Australian carbon company guilty

National, Normal

SYDNEY: An Australian carbon credits company has been found guilty by the federal court of making misleading green claims.
The court ruled last week that Prime Carbon, a private company that produces and trades carbon credits created through soil enhancement and carbon sequestration programmes, breached the Trade Practices Act between July 2008 and last December by claiming an association with the National Stock Exchange of Australia that it did not have.
Prime Carbon also made misrepresentations concerning the National Environment Registry during the same period, including an untruth that it had an arrangement with the Chicago environment registry.
The company was taken to court by the Australian Competition and Consumer Commission (ACCC) which recently started to scrutinise the growing carbon trade markets to ensure that there were fair practices.
The court also ordered Prime Carbon’s sole director, Kenneth Bellamy, to undertake compliance training to desist from engaging in misleading conduct, and to publicise the court’s orders to its customers on its website, and for the company to pay the ACCC’s court costs.
ACCC chairman Graeme Samuel said the result should send a message about “greenwashing your marketing”.
In January, he said there had been an alarming rise in complaints about misleading green advertising, from nothing two years ago to about 500 since early 2008.
He called on parliament to pass laws that would give the ACCC powers to issue fines of up to A$1.1 million.
“Financially there are no implications at the present time for making misleading comments about green issues,” he said.
Several Australian businessmen and businesses have descended on PNG promising ill-informed local landowners millions, even billions, of dollars if they sign their trees over to carbon trading deals, locally known as “sky money”.

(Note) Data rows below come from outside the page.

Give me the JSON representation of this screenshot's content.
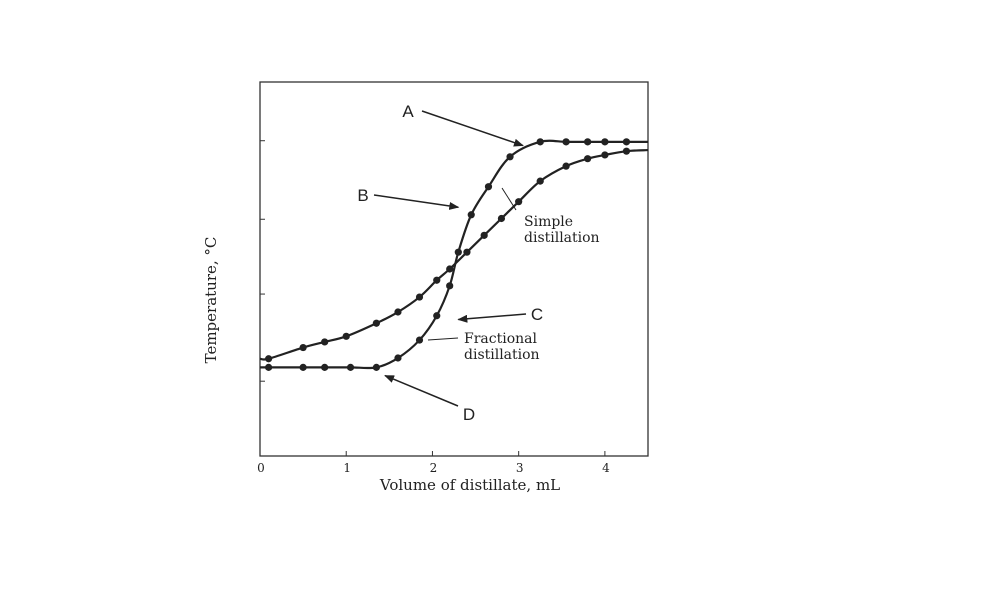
{
  "chart_data": {
    "type": "line",
    "xlabel": "Volume of distillate, mL",
    "ylabel": "Temperature, °C",
    "xlim": [
      0,
      4.5
    ],
    "ylim": [
      0,
      1
    ],
    "x_ticks": [
      0,
      1,
      2,
      3,
      4
    ],
    "grid": false,
    "series": [
      {
        "name": "Simple distillation",
        "points": [
          [
            0.1,
            0.26
          ],
          [
            0.5,
            0.29
          ],
          [
            0.75,
            0.305
          ],
          [
            1.0,
            0.32
          ],
          [
            1.35,
            0.355
          ],
          [
            1.6,
            0.385
          ],
          [
            1.85,
            0.425
          ],
          [
            2.05,
            0.47
          ],
          [
            2.2,
            0.5
          ],
          [
            2.4,
            0.545
          ],
          [
            2.6,
            0.59
          ],
          [
            2.8,
            0.635
          ],
          [
            3.0,
            0.68
          ],
          [
            3.25,
            0.735
          ],
          [
            3.55,
            0.775
          ],
          [
            3.8,
            0.795
          ],
          [
            4.0,
            0.805
          ],
          [
            4.25,
            0.815
          ],
          [
            4.5,
            0.818
          ]
        ]
      },
      {
        "name": "Fractional distillation",
        "points": [
          [
            0.1,
            0.237
          ],
          [
            0.5,
            0.237
          ],
          [
            0.75,
            0.237
          ],
          [
            1.05,
            0.237
          ],
          [
            1.35,
            0.237
          ],
          [
            1.6,
            0.262
          ],
          [
            1.85,
            0.31
          ],
          [
            2.05,
            0.375
          ],
          [
            2.2,
            0.455
          ],
          [
            2.3,
            0.545
          ],
          [
            2.45,
            0.645
          ],
          [
            2.65,
            0.72
          ],
          [
            2.9,
            0.8
          ],
          [
            3.25,
            0.84
          ],
          [
            3.55,
            0.84
          ],
          [
            3.8,
            0.84
          ],
          [
            4.0,
            0.84
          ],
          [
            4.25,
            0.84
          ],
          [
            4.5,
            0.84
          ]
        ]
      }
    ],
    "annotations": [
      {
        "text": "A",
        "point_to": [
          3.05,
          0.83
        ]
      },
      {
        "text": "B",
        "point_to": [
          2.3,
          0.665
        ]
      },
      {
        "text": "C",
        "point_to": [
          2.3,
          0.365
        ]
      },
      {
        "text": "D",
        "point_to": [
          1.45,
          0.215
        ]
      }
    ],
    "series_labels": [
      {
        "lines": [
          "Simple",
          "distillation"
        ]
      },
      {
        "lines": [
          "Fractional",
          "distillation"
        ]
      }
    ]
  }
}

South Australia-based company Carbon Planet has told investors that it has secured 25 potential projects in PNG and invested A$1.1 million.
It, however, did not identify the projects.
The company warned that “emerging carbon economy is complicated; (while) unscrupulous traders with phony schemes are taking advantage of a confused marketplace and a lack of education amongst buyers”.
Founder and chief operating officer Dave Sag has refused to elaborate on Carbon Planet’s own involvement in PNG and, in particular, it relationship with self-proclaimed “carbon kingpin” Kirk Roberts.
In December, Sag walked out of an SBS TV interview when asked about Roberts and PNG.